In a study in the Journal of Medical Nutrition and Nutraceuticals, participants drank a mixture containing vitamins, minerals, hydrolyzed collagen and hyaluronic acid. Compared with the control group, the women who drank this treatment reduced the depth of their wrinkles significantly. The participants' skin hydration and elasticity also improved. [5]

A similar study in the journal Skin Pharmacology and Physiology looked at the effects of collagen supplements for female skin. In this study, participants took either a collagen supplement or placebo for eight weeks. After those eight weeks, the women who took the supplement had higher elasticity and moisture levels.

Before you buy a collagen supplement, read the manufacturer’s product information to see if they have studies backing up their promised results. You’ll potentially be taking the supplement for a long time, so buy a brand with a good reputation for quality and safety.

What else can you do to reduce collagen breakdown?

Apart from living a healthy life by avoiding smoking, shunning sugar and using sunscreen, there are other strategies that can help with your mission to stay looking young:

- Laser therapy can stimulate the growth of collagen and elastin.
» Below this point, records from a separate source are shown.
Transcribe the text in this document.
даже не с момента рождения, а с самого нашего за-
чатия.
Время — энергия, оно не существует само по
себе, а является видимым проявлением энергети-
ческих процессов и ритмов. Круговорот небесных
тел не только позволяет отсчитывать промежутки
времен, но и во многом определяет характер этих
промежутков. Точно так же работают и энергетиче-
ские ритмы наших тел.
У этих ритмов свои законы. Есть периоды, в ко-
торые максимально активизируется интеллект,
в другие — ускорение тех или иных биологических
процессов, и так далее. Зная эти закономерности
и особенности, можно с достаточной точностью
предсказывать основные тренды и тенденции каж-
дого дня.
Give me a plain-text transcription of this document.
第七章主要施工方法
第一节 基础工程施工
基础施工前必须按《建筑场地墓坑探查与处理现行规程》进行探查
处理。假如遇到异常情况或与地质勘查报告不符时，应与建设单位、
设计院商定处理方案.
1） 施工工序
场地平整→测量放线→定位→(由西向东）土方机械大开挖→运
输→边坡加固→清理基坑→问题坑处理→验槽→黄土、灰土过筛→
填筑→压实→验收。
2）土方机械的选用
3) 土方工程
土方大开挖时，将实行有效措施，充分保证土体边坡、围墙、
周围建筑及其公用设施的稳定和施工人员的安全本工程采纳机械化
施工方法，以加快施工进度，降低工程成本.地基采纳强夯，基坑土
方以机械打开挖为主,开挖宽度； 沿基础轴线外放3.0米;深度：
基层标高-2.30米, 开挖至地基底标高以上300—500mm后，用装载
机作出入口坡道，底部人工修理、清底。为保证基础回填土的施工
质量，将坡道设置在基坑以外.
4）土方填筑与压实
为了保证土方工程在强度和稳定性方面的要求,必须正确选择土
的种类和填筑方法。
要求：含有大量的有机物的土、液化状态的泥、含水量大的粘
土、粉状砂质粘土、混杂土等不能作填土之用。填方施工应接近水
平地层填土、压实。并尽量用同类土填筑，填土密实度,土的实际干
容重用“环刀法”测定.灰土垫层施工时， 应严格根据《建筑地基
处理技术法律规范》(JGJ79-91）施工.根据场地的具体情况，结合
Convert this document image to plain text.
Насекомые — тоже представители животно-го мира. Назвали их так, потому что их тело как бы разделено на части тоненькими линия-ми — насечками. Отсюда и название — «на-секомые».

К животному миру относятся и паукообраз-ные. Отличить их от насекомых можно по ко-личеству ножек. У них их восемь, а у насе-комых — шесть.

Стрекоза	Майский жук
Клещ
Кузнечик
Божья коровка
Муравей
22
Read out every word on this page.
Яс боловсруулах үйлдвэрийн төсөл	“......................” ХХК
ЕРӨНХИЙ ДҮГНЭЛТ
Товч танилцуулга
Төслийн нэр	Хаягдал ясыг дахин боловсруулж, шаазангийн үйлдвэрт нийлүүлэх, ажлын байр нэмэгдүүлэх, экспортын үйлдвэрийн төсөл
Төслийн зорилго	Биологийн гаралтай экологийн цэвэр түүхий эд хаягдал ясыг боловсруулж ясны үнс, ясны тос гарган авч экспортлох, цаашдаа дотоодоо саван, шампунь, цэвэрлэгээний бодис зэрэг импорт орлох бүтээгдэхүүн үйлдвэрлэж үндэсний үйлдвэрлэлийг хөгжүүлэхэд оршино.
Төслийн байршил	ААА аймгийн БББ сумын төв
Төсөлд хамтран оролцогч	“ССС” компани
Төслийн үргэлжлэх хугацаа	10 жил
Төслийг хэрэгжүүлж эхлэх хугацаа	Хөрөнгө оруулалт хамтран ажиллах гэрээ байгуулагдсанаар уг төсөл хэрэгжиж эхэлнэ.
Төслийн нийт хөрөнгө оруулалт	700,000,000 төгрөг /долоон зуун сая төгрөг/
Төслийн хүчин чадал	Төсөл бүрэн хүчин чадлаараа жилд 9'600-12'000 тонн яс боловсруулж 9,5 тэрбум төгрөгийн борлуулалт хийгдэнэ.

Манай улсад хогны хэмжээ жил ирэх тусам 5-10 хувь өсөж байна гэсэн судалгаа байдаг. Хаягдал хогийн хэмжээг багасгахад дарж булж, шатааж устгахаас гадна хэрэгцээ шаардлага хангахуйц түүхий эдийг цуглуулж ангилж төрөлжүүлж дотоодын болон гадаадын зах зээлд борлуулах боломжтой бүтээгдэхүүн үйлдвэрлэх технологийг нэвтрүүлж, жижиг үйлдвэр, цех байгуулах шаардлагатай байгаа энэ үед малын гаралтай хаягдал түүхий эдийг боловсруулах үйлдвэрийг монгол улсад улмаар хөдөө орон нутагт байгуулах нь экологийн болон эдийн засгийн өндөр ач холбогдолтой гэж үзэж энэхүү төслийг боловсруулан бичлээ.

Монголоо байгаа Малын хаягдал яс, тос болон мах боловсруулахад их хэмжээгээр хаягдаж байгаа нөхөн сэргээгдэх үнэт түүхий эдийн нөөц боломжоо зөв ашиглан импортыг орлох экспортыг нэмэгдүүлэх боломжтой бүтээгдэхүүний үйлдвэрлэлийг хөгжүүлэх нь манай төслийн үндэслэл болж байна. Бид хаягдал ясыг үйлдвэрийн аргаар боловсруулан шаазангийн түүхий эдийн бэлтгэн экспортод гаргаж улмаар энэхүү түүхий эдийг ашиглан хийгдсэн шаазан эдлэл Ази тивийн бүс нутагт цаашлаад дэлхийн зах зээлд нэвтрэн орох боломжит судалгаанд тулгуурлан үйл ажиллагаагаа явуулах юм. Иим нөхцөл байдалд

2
- Injected skin fillers can improve the contours of the skin, fill in wrinkles and plump out depressions. But you’ll need to get your wrinkles filled again and again, because the fillers eventually get reabsorbed.

- Specific dietary supplements can help by supporting collagen production, namely:

    • Proline, which is in egg whites, meat, cheese, soy and cabbage.
    • Anthocyanidins, found in blackberries, blueberries, cherries and raspberries.
    • Vitamin C, found in many fresh fruit and veges.
    • Copper, from shellfish, nuts and red meat.
    • Vitamin A, which is found in many fruit and vegetables as beta-carotene.